1986-08-02

ROY COHN, Ugly American slime-ball politician/attorney died (b. 1927); During the Army-McCarthy hearings, Cohn denied having any “special interest” in Schine or being bound to him “closer than to the ordinary friend.” Joseph Welch, the Army’s attorney in the hearings, made an apparent reference to Cohn’s homosexuality. After asking a witness if a photo entered as evidence “came from a pixie,” he defined “pixie” for McCarthy as “a close relative of a fairy.” The people at the hearing recognized the allusion and found it amusing; Cohn later called the remark “malicious,” “wicked,” and “indecent.” Cohn and McCarthy targeted many government officials and cultural figures not only for suspected Communist sympathies, but also for alleged homosexuality.

Cohn was, quite simply, a self-absorbed, power-hungry, manipulating and despicable human being. He lost his law license during the last month of his life. At this time, no less than National Review senior editor Jeffrey Hart referred to him as “an ice-cold sleaze.”

A dramatic, controversial man in life, Cohn inspired many dramatic fictional portrayals after his death. Probably the most famous is his role in Tony Kushner’s Angels In America: A Gay Fantasia on National Themes, in which Cohn is portrayed as a power-hungry hypocrite who is haunted by the ghost of Ethel Rosenberg as he lies dying of AIDS. In the initial Broadway production, the role was created by Ron Liebman; in the 2003 HBO version of Kushner’s play, Cohn was played by Al Pacino. Cohn is also a character in Kushner’s one-act play, G. David Schine in Hell.

In 1971, businessman Donald Trump moved to Manhattan, where he became involved in large construction projects. Trump came to public attention in 1973 when the Justice Department accused him of violating the Fair Housing Act in his operation of 39 buildings. The government alleged that Trump’s corporation quoted different rental terms and conditions to blacks and made false “no vacancy” statements to blacks for apartments they managed in Brooklyn, Queens, and Staten Island.

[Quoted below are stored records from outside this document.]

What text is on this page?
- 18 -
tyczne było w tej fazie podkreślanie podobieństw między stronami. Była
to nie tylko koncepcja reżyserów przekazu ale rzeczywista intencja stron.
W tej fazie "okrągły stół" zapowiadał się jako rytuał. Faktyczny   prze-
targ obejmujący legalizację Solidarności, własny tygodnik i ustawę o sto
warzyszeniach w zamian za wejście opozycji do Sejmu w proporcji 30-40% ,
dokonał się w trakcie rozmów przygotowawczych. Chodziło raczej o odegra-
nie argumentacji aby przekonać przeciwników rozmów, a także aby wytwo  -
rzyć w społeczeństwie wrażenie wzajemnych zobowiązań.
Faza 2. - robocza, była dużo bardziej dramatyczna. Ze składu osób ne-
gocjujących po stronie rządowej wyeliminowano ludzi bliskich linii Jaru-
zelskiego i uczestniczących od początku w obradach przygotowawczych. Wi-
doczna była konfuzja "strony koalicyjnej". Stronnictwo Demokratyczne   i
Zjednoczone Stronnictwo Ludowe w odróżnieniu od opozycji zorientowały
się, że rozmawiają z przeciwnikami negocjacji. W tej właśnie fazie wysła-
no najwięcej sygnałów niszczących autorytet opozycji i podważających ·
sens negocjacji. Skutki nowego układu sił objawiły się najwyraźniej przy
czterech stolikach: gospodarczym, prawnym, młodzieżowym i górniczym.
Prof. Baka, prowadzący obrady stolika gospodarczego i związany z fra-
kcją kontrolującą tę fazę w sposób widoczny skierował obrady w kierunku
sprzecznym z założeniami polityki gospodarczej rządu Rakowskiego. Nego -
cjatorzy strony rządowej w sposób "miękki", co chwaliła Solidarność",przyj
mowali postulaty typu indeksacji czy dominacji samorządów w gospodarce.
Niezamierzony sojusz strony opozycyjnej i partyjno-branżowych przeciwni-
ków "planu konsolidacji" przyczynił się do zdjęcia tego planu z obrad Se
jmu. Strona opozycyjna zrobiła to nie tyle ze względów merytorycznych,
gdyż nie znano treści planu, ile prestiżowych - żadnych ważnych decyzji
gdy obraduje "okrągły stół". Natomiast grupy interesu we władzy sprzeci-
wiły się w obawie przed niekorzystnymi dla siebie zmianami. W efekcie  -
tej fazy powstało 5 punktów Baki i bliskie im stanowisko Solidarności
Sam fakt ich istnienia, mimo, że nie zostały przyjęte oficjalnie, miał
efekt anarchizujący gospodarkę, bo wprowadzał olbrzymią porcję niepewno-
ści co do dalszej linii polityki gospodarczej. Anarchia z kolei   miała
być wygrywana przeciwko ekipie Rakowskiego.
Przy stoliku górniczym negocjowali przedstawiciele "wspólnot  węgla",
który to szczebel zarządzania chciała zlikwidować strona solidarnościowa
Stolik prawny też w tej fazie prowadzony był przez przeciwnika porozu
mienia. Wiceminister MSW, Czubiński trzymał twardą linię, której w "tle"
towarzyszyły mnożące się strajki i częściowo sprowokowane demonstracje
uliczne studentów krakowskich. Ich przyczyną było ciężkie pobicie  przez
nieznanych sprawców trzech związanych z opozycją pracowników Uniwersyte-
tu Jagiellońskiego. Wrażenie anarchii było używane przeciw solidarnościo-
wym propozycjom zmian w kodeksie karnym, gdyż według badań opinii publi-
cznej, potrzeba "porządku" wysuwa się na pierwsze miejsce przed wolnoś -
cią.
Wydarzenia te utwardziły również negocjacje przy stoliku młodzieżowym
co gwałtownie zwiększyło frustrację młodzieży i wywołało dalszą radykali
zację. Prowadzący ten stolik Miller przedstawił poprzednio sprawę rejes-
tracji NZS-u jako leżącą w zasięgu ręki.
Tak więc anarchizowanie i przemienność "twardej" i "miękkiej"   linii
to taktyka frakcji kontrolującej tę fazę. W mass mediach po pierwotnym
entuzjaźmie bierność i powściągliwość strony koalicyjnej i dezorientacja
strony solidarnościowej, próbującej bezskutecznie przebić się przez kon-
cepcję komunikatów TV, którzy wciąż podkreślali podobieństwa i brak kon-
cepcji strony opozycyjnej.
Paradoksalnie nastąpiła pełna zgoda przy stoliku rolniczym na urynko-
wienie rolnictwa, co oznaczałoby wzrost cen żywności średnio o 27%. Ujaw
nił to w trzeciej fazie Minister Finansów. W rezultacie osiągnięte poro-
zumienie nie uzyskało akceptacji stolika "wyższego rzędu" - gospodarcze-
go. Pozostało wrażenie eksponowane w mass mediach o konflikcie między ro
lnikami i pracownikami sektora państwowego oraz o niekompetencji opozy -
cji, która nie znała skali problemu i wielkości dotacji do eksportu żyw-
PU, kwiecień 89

Representing Trump, Cohn filed a countersuit against the government for $100 million, asserting that the charges were irresponsible and baseless. The countersuit was unsuccessful.

Trump settled the charges out of court in 1975 without admitting guilt, saying he was satisfied that the agreement did not “compel the Trump organization to accept persons on welfare as tenants unless as qualified as any other tenant.” The corporation was required to send a bi-weekly list of vacancies to the New York Urban League, a civil rights group, and give them priority for certain locations. Several years later (in 1978) the Trump Organization was again in court for violating terms of the 1975 settlement; Cohn called the new charges “nothing more than a rehash of complaints by a couple of planted malcontents.” Trump denied the charges.

Cohn also counted Rupert Murdoch among his clients, pressuring President Ronald Reagan repeatedly in furtherance of Murdoch’s interests. Cohn is credited with introducing Trump and Murdoch in the mid-1970s, marking the beginning of what was to be a deep and pivotal association between them.

And for all of us, too, it turns out. However low one can imagine someone going, Cohn and his ilk will go even lower, there doesn’t seem to be anything they won’t turn to in the furtherance of their sociopathic narcissism.